Iraqis Behind the Camera



Midway through shooting The Third River, as the ramifications of the “Iranian Oil Crisis” on Britain’s oil production became evident, IPC decided to establish a permanent film unit in Baghdad. Michael Clarke was initially approached to oversee the project, however he declined the job due to personal reasons. John Shearman took up the position and has since stated that the unit’s objectives were, first, “to train Iraqi film technicians in [the British] tradition of technical and documentary filmmaking,” and second, “to make films which would explain to the people of Iraq what the oil company was doing in their territory…that it was not really taking away the black gold because it was putting money back into national development. 

Shearman immediately hired the young cinematographer Peter Kelly who had been part of The Third River production team to stay on in Baghdad as the film unit director. In his own words, Peter Kelly emphasized that that the purpose of the film unit was to make films “to let Iraqis know that the oil company was doing something worthwhile” and, above all, “to make films that Iraqis would be interested in watching. From 1953 the IPC film unit produced original Arabic-language episodes of a company cine-magazine called Beladuna, which translates from Arabic to "our country".

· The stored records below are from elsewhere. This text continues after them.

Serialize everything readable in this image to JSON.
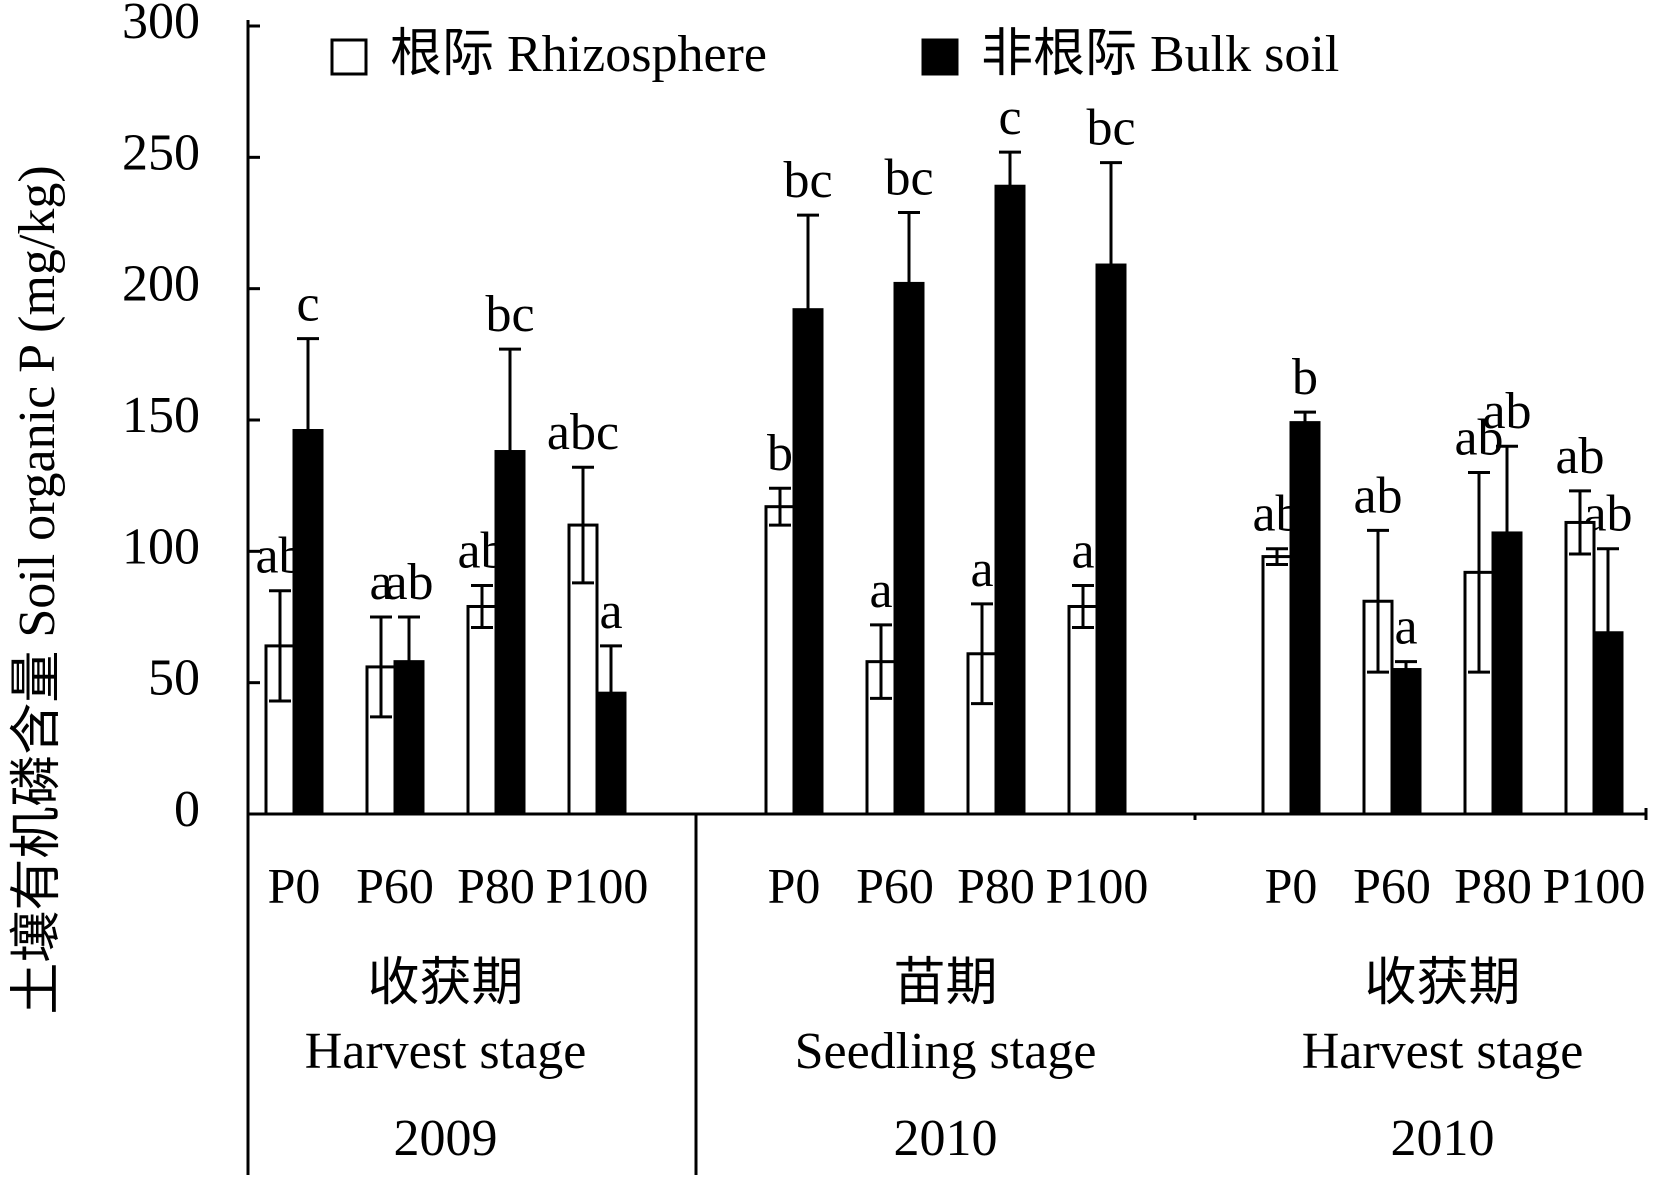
{
  "chart_data": {
    "type": "bar",
    "y_label": "土壤有机磷含量 Soil organic P (mg/kg)",
    "categories": [
      "P0",
      "P60",
      "P80",
      "P100",
      "P0",
      "P60",
      "P80",
      "P100",
      "P0",
      "P60",
      "P80",
      "P100"
    ],
    "groups": [
      {
        "stage_zh": "收获期",
        "stage_en": "Harvest stage",
        "year": "2009"
      },
      {
        "stage_zh": "苗期",
        "stage_en": "Seedling stage",
        "year": "2010"
      },
      {
        "stage_zh": "收获期",
        "stage_en": "Harvest stage",
        "year": "2010"
      }
    ],
    "series": [
      {
        "name": "根际 Rhizosphere",
        "color": "#ffffff",
        "values": [
          64,
          56,
          79,
          110,
          117,
          58,
          61,
          79,
          98,
          81,
          92,
          111
        ],
        "errors": [
          21,
          19,
          8,
          22,
          7,
          14,
          19,
          8,
          3,
          27,
          38,
          12
        ],
        "letters": [
          "ab",
          "a",
          "ab",
          "abc",
          "b",
          "a",
          "a",
          "a",
          "ab",
          "ab",
          "ab",
          "ab"
        ]
      },
      {
        "name": "非根际 Bulk soil",
        "color": "#000000",
        "values": [
          146,
          58,
          138,
          46,
          192,
          202,
          239,
          209,
          149,
          55,
          107,
          69
        ],
        "errors": [
          35,
          17,
          39,
          18,
          36,
          27,
          13,
          39,
          4,
          3,
          33,
          32
        ],
        "letters": [
          "c",
          "ab",
          "bc",
          "a",
          "bc",
          "bc",
          "c",
          "bc",
          "b",
          "a",
          "ab",
          "ab"
        ]
      }
    ],
    "ylim": [
      0,
      300
    ],
    "yticks": [
      0,
      50,
      100,
      150,
      200,
      250,
      300
    ],
    "legend": "top"
  }
}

The unit, led by director Peter Kelly, also included two British cameramen and several Iraqi film technicians, scriptwriters, and editors who usually had previous filmmaking experience with Studio Baghdad or other studios and film units in the region. Muhammad Shukri Jameel, Simon Mehran, Abdul Latif Saleh, Yehyeh Faiq, and Kerim Mejid were among those Iraqis who worked in the unit and some of these men went on to have significant filmmaking careers afterward. In general, film unit hires in Baghdad were made through word of mouth or personal networks rather than formal advertisements.

Arthur Elton, senior film advisor for the IPC, spelled out the motivation behind the approach strategy to make films for Iraqis and by Iraqis, writing that:

If…done imaginatively and from the point of view of the people…themselves (and not from that of the film technicians introduced from overseas), the effect will be gradually to create a favourable attitude towards the oil industry as a whole, and to make the Operating Companies seem a more natural and useful part of the economy…than many people are at present prepared to allow. Irrational, emotional attitudes will be damped down and criticism directed into informed and constructive channels.

The cine-magazine embodied this rationale, as the title Beladuna affirms. However, despite the significant Iraqi participation, it must be noted that the films were ultimately produced with the oversight of British directors and producers, and the occasional censorship of Iraq Petroleum Company and Iraqi Government officials.